Department of Medical Oncology, Jiangsu Cancer Hospital & Jiangsu Institute of Cancer Research & The Affiliated Cancer Hospital of Nanjing Medical University, Nanjing, 210009, China.
Department of Oncology, Dongtai People's Hospital, Dongtai, 224200, China.
Invest New Drugs. 2023 Dec;41(6):825-833. doi: 10.1007/s10637-023-01398-9. Epub 2023 Oct 14.
Anlotinib plus chemotherapy as first-line treatment for extensive-stage small-cell lung cancer (ES-SCLC) achieves good efficacy, but there is still room for improvement. This clinical study examined the effectiveness of anlotinib plus etoposide for maintenance therapy in ES-SCLC.
The current single-arm, prospective phase II study was performed at Jiangsu Cancer Hospital (March 2019 to March 2022). After successful primary etoposide-based therapy, anlotinib was administered at 12 mg/day on days 1 to 14 of 21-day cycles until disease progression or consent withdrawal. All patients also received etoposide at 50 mg/day on days 1 to 14 of 21-day cycles for a maximum of six cycles. Progression-free survival (PFS) constituted the primary study endpoint. Secondary endpoints were overall survival (OS), objective remission rate (ORR), disease control rate (DCR), and safety. In addition, adverse events (AEs) were assessed.
Twenty-eight patients were treated. Median PFS and OS were 8.02 (95%CI 5.36-10.67) and 11.04 (95%CI 10.37-11.68) months, respectively. Totally 9 and 18 participants showed a partial response and stable disease, respectively; ORR and DCR were 32.14% and 96.43%, respectively. The commonest all-grade AEs were fatigue (n = 11, 39.28%), hypertension (n = 11, 39.28%), loss of appetite (n = 9, 32.14%), oral mucositis (n = 7, 25.00%) and proteinuria (n = 6, 21.40%). Grade 3-4 AEs included fatigue (n = 4, 14.28%), hypertension (n = 2, 7.14%), hand and foot syndrome (n = 2, 7.14%), oral mucositis (n = 1, 3.57%), hemoptysis (n = 1, 3.57%), proteinuria (n = 1, 3.57%), gingival bleeding (n = 1, 3.57%), and serum creatinine elevation (n = 1, 3.57%).
Maintenance anlotinib plus etoposide achieves promising PFS and OS in clinical ES-SCLC.
ChiCTR1800019421.
安罗替尼联合化疗作为广泛期小细胞肺癌(ES-SCLC)的一线治疗方案疗效显著,但仍有进一步提高的空间。本临床研究旨在评估安罗替尼联合依托泊苷用于 ES-SCLC 维持治疗的疗效。

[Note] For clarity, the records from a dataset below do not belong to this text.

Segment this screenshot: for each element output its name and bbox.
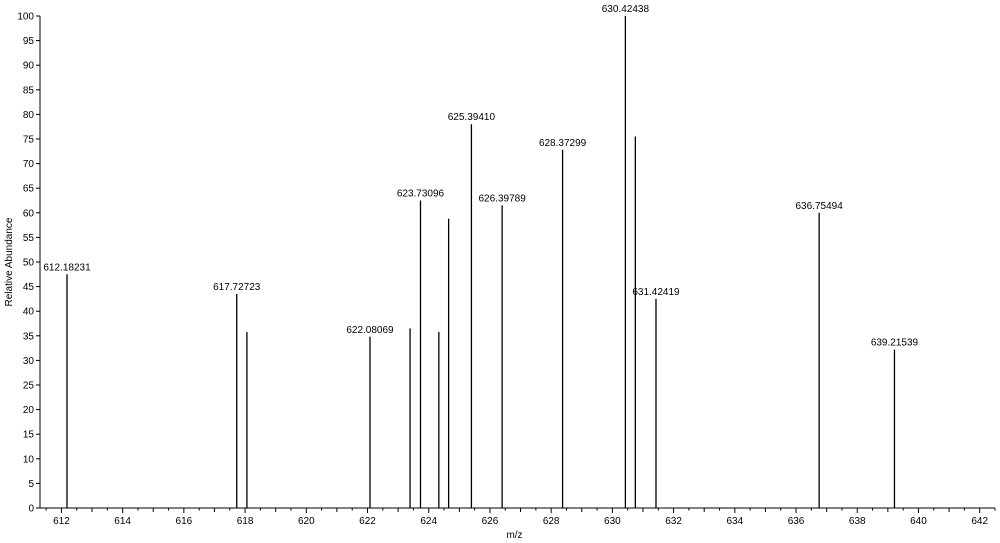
- peak-label: 626.39789: [478, 193, 526, 204]
- x-axis-label: m/z: [506, 530, 522, 541]
- x-tick-label: 612: [53, 516, 70, 527]
- x-tick-label: 628: [543, 516, 560, 527]
- y-axis-ticks: 0 5 10 15 20 25 30 35 40 45 50 55 60 65 70 75 80 85 90 95 10…: [17, 12, 40, 515]
- y-tick-label: 10: [23, 454, 35, 465]
- peak-label: 623.73096: [397, 189, 445, 200]
- x-tick-label: 634: [726, 516, 743, 527]
- y-tick-label: 45: [23, 282, 35, 293]
- y-tick-label: 55: [23, 233, 35, 244]
- y-tick-label: 15: [23, 430, 35, 441]
- peak-label: 631.42419: [632, 287, 680, 298]
- y-tick-label: 65: [23, 184, 35, 195]
- peak-label: 639.21539: [871, 338, 919, 349]
- y-tick-label: 35: [23, 331, 35, 342]
- peak-series: 612.18231 617.72723 622.08069 623.73096 625.…: [43, 4, 919, 508]
- x-tick-label: 620: [298, 516, 315, 527]
- x-tick-label: 638: [849, 516, 866, 527]
- y-tick-label: 70: [23, 159, 35, 170]
- x-tick-label: 630: [604, 516, 621, 527]
- y-tick-label: 100: [17, 12, 34, 23]
- x-tick-label: 642: [971, 516, 988, 527]
- y-axis-label: Relative Abundance: [4, 217, 15, 306]
- peak-label: 612.18231: [43, 262, 91, 273]
- y-tick-label: 60: [23, 208, 35, 219]
- x-tick-label: 624: [420, 516, 437, 527]
- y-tick-label: 25: [23, 381, 35, 392]
- x-tick-label: 622: [359, 516, 376, 527]
- y-tick-label: 20: [23, 405, 35, 416]
- peak-label: 617.72723: [213, 282, 261, 293]
- y-tick-label: 85: [23, 85, 35, 96]
- y-tick-label: 40: [23, 307, 35, 318]
- y-tick-label: 5: [28, 479, 34, 490]
- peak-label: 625.39410: [448, 112, 496, 123]
- y-tick-label: 80: [23, 110, 35, 121]
- x-tick-label: 618: [237, 516, 254, 527]
- y-tick-label: 50: [23, 258, 35, 269]
- peak-label: 628.37299: [539, 138, 587, 149]
- peak-label: 636.75494: [796, 201, 844, 212]
- x-tick-label: 626: [482, 516, 499, 527]
- x-tick-label: 640: [910, 516, 927, 527]
- x-tick-label: 636: [788, 516, 805, 527]
- x-tick-label: 614: [114, 516, 131, 527]
- x-axis-ticks: 612 614 616 618 620 622 624 626 628 630 632 634 636 6…: [45, 508, 996, 527]
- y-tick-label: 0: [28, 504, 34, 515]
- peak-label: 630.42438: [602, 4, 650, 15]
- y-tick-label: 75: [23, 135, 35, 146]
- x-tick-label: 616: [176, 516, 193, 527]
- y-tick-label: 90: [23, 61, 35, 72]
- y-tick-label: 95: [23, 36, 35, 47]
- peak-label: 622.08069: [346, 325, 394, 336]
- x-tick-label: 632: [665, 516, 682, 527]
- y-tick-label: 30: [23, 356, 35, 367]
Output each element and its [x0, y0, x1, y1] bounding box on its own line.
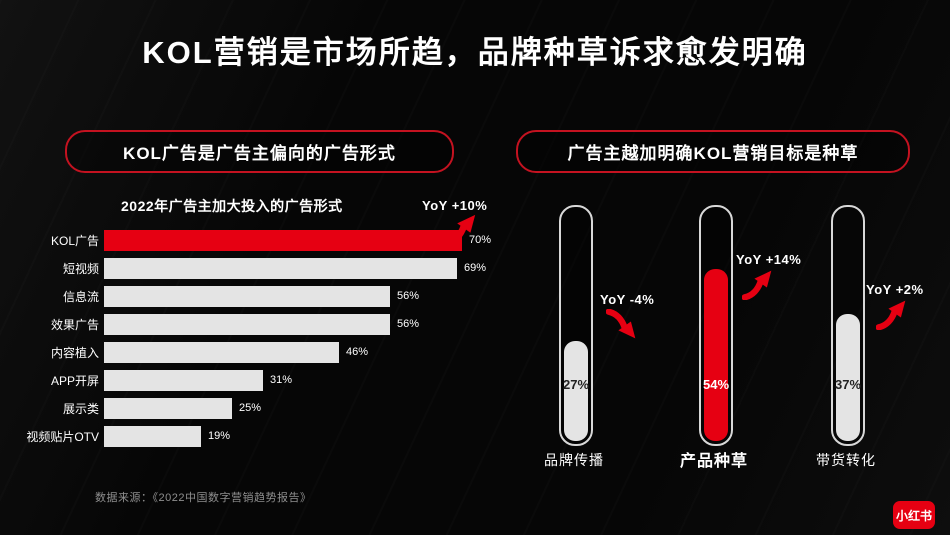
bar-row: 短视频 69%: [21, 254, 491, 282]
category-label-brand-awareness: 品牌传播: [544, 452, 604, 468]
bar: [104, 425, 201, 447]
bar-value-label: 46%: [346, 346, 369, 358]
bar-row: 效果广告 56%: [21, 310, 491, 338]
right-panel-header-label: 广告主越加明确KOL营销目标是种草: [567, 144, 859, 163]
capsule-value: 27%: [562, 377, 590, 392]
bar-category-label: 展示类: [62, 401, 99, 416]
bar-row: 展示类 25%: [21, 394, 491, 422]
capsule-fill: [564, 341, 588, 441]
bar-category-label: APP开屏: [50, 373, 99, 388]
bar-value-label: 19%: [208, 430, 231, 442]
bar-value-label: 70%: [469, 234, 492, 246]
bar: [104, 285, 390, 307]
bar-category-label: 短视频: [62, 261, 99, 276]
category-label-product-seeding: 产品种草: [679, 453, 748, 470]
bar: [104, 257, 457, 279]
bar-row: 信息流 56%: [21, 282, 491, 310]
bar: [104, 229, 462, 251]
capsule-value: 37%: [834, 377, 862, 392]
bar-row: 视频贴片OTV 19%: [21, 422, 491, 450]
left-panel-header: KOL广告是广告主偏向的广告形式: [65, 130, 454, 173]
kol-yoy-annotation: YoY +10%: [422, 198, 488, 213]
conversion-yoy-annotation: YoY +2%: [866, 282, 924, 297]
left-panel-header-label: KOL广告是广告主偏向的广告形式: [123, 144, 396, 163]
bar: [104, 369, 263, 391]
capsule-brand-awareness: 27%: [559, 205, 593, 446]
bar-category-label: 视频贴片OTV: [26, 429, 99, 444]
bar-value-label: 56%: [397, 318, 420, 330]
capsule-product-seeding: 54%: [699, 205, 733, 446]
bar-value-label: 31%: [270, 374, 293, 386]
trend-up-arrow-icon: [742, 270, 772, 300]
bar: [104, 397, 232, 419]
category-label-sales-conversion: 带货转化: [816, 452, 876, 468]
bar-category-label: 效果广告: [50, 317, 99, 332]
bar-value-label: 25%: [239, 402, 262, 414]
bar-category-label: KOL广告: [50, 233, 99, 248]
right-panel-header: 广告主越加明确KOL营销目标是种草: [516, 130, 910, 173]
bar: [104, 313, 390, 335]
bar-row: 内容植入 46%: [21, 338, 491, 366]
bar-value-label: 69%: [464, 262, 487, 274]
trend-up-arrow-icon: [876, 300, 906, 330]
bar: [104, 341, 339, 363]
bar-category-label: 内容植入: [50, 345, 99, 360]
capsule-fill: [836, 314, 860, 441]
brand-yoy-annotation: YoY -4%: [600, 292, 655, 307]
data-source: 数据来源：《2022中国数字营销趋势报告》: [95, 492, 312, 504]
bar-row: APP开屏 31%: [21, 366, 491, 394]
bar-chart-title: 2022年广告主加大投入的广告形式: [121, 198, 343, 214]
seeding-yoy-annotation: YoY +14%: [736, 252, 802, 267]
bar-row: KOL广告 70%: [21, 226, 491, 254]
bar-category-label: 信息流: [62, 289, 99, 304]
capsule-value: 54%: [702, 377, 730, 392]
page-title: KOL营销是市场所趋，品牌种草诉求愈发明确: [142, 35, 808, 70]
capsule-fill: [704, 269, 728, 441]
xiaohongshu-logo: 小红书: [893, 501, 935, 529]
capsule-sales-conversion: 37%: [831, 205, 865, 446]
bar-chart: KOL广告 70% 短视频 69% 信息流 56% 效果广告 56% 内容植入 46% APP开屏 3…: [21, 226, 491, 450]
bar-value-label: 56%: [397, 290, 420, 302]
trend-down-arrow-icon: [606, 309, 636, 339]
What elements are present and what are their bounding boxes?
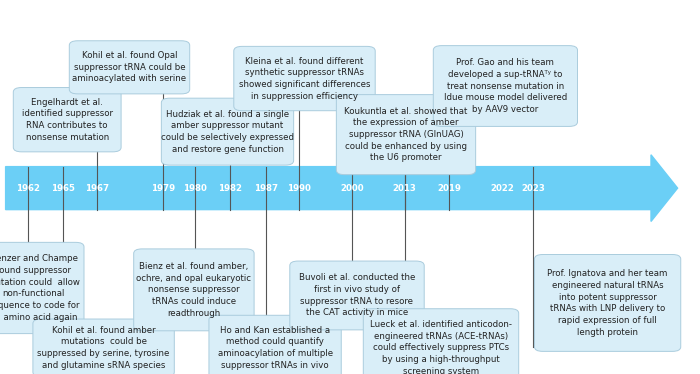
Text: 2013: 2013 — [393, 184, 416, 193]
Text: Engelhardt et al.
identified suppressor
RNA contributes to
nonsense mutation: Engelhardt et al. identified suppressor … — [22, 98, 113, 142]
FancyBboxPatch shape — [535, 254, 680, 352]
FancyBboxPatch shape — [209, 315, 342, 374]
Text: 2022: 2022 — [491, 184, 514, 193]
FancyBboxPatch shape — [161, 98, 294, 165]
FancyBboxPatch shape — [433, 46, 578, 126]
Text: 1990: 1990 — [287, 184, 311, 193]
Text: Kohil et al. found Opal
suppressor tRNA could be
aminoacylated with serine: Kohil et al. found Opal suppressor tRNA … — [72, 51, 187, 83]
FancyBboxPatch shape — [363, 309, 519, 374]
FancyBboxPatch shape — [13, 88, 121, 152]
FancyBboxPatch shape — [0, 242, 84, 334]
Text: Hudziak et al. found a single
amber suppressor mutant
could be selectively expre: Hudziak et al. found a single amber supp… — [161, 110, 294, 154]
Text: 1979: 1979 — [151, 184, 175, 193]
FancyBboxPatch shape — [234, 46, 375, 111]
Text: Kohil et al. found amber
mutations  could be
suppressed by serine, tyrosine
and : Kohil et al. found amber mutations could… — [37, 326, 170, 370]
Text: Benzer and Champe
found suppressor
mutation could  allow
non-functional
sequence: Benzer and Champe found suppressor mutat… — [0, 254, 80, 322]
Text: 1967: 1967 — [85, 184, 108, 193]
Text: 1982: 1982 — [218, 184, 241, 193]
FancyArrow shape — [6, 155, 678, 221]
FancyBboxPatch shape — [134, 249, 254, 331]
Text: Bienz et al. found amber,
ochre, and opal eukaryotic
nonsense suppressor
tRNAs c: Bienz et al. found amber, ochre, and opa… — [136, 262, 251, 318]
Text: Lueck et al. identified anticodon-
engineered tRNAs (ACE-tRNAs)
could effectivel: Lueck et al. identified anticodon- engin… — [370, 320, 512, 374]
Text: Ho and Kan established a
method could quantify
aminoacylation of multiple
suppre: Ho and Kan established a method could qu… — [218, 326, 332, 370]
Text: 2019: 2019 — [438, 184, 461, 193]
Text: Buvoli et al. conducted the
first in vivo study of
suppressor tRNA to resore
the: Buvoli et al. conducted the first in viv… — [299, 273, 415, 318]
Text: 1987: 1987 — [254, 184, 278, 193]
Text: Prof. Ignatova and her team
engineered natural tRNAs
into potent suppressor
tRNA: Prof. Ignatova and her team engineered n… — [547, 269, 668, 337]
Text: 1962: 1962 — [16, 184, 40, 193]
Text: 1980: 1980 — [183, 184, 206, 193]
Text: Koukuntla et al. showed that
the expression of amber
suppressor tRNA (GlnUAG)
co: Koukuntla et al. showed that the express… — [344, 107, 468, 162]
FancyBboxPatch shape — [290, 261, 424, 330]
Text: 1965: 1965 — [51, 184, 75, 193]
FancyBboxPatch shape — [336, 95, 475, 175]
FancyBboxPatch shape — [69, 41, 190, 94]
Text: Prof. Gao and his team
developed a sup-tRNAᵀʸ to
treat nonsense mutation in
Idue: Prof. Gao and his team developed a sup-t… — [444, 58, 567, 114]
FancyBboxPatch shape — [33, 319, 174, 374]
Text: 2000: 2000 — [340, 184, 364, 193]
Text: Kleina et al. found different
synthetic suppressor tRNAs
showed significant diff: Kleina et al. found different synthetic … — [239, 56, 370, 101]
Text: 2023: 2023 — [522, 184, 545, 193]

这是一项在江苏省肿瘤医院进行的单臂、前瞻性的 II 期临床试验,于 2019 年 3 月至 2022 年 3 月期间入组患者。在成功完成依托泊苷为基础的一线治疗后,患者接受安罗替尼治疗,剂量为 12mg/天,第 1 天至第 14 天,每 21 天为一个周期,直至疾病进展或患者撤回同意。所有患者还接受依托泊苷治疗,剂量为 50mg/天,第 1 天至第 14 天,每 21 天为一个周期,最多 6 个周期。无进展生存期(PFS)为主要研究终点。次要终点包括总生存期(OS)、客观缓解率(ORR)、疾病控制率(DCR)和安全性。此外,还评估了不良事件(AEs)。
共 28 例患者接受了治疗。中位 PFS 和 OS 分别为 8.02 个月(95%CI 5.36-10.67)和 11.04 个月(95%CI 10.37-11.68)。共有 9 例和 18 例患者分别表现为部分缓解和疾病稳定;ORR 和 DCR 分别为 32.14%和 96.43%。最常见的所有级别 AEs 为乏力(n=11,39.28%)、高血压(n=11,39.28%)、食欲减退(n=9,32.14%)、口腔黏膜炎(n=7,25.00%)和蛋白尿(n=6,21.40%)。3-4 级 AEs 包括乏力(n=4,14.28%)、高血压(n=2,7.14%)、手足综合征(n=2,7.14%)、口腔黏膜炎(n=1,3.57%)、咯血(n=1,3.57%)、蛋白尿(n=1,3.57%)、牙龈出血(n=1,3.57%)和血肌酐升高(n=1,3.57%)。
安罗替尼联合依托泊苷维持治疗在广泛期小细胞肺癌患者中显示出良好的 PFS 和 OS。
ChiCTR1800019421。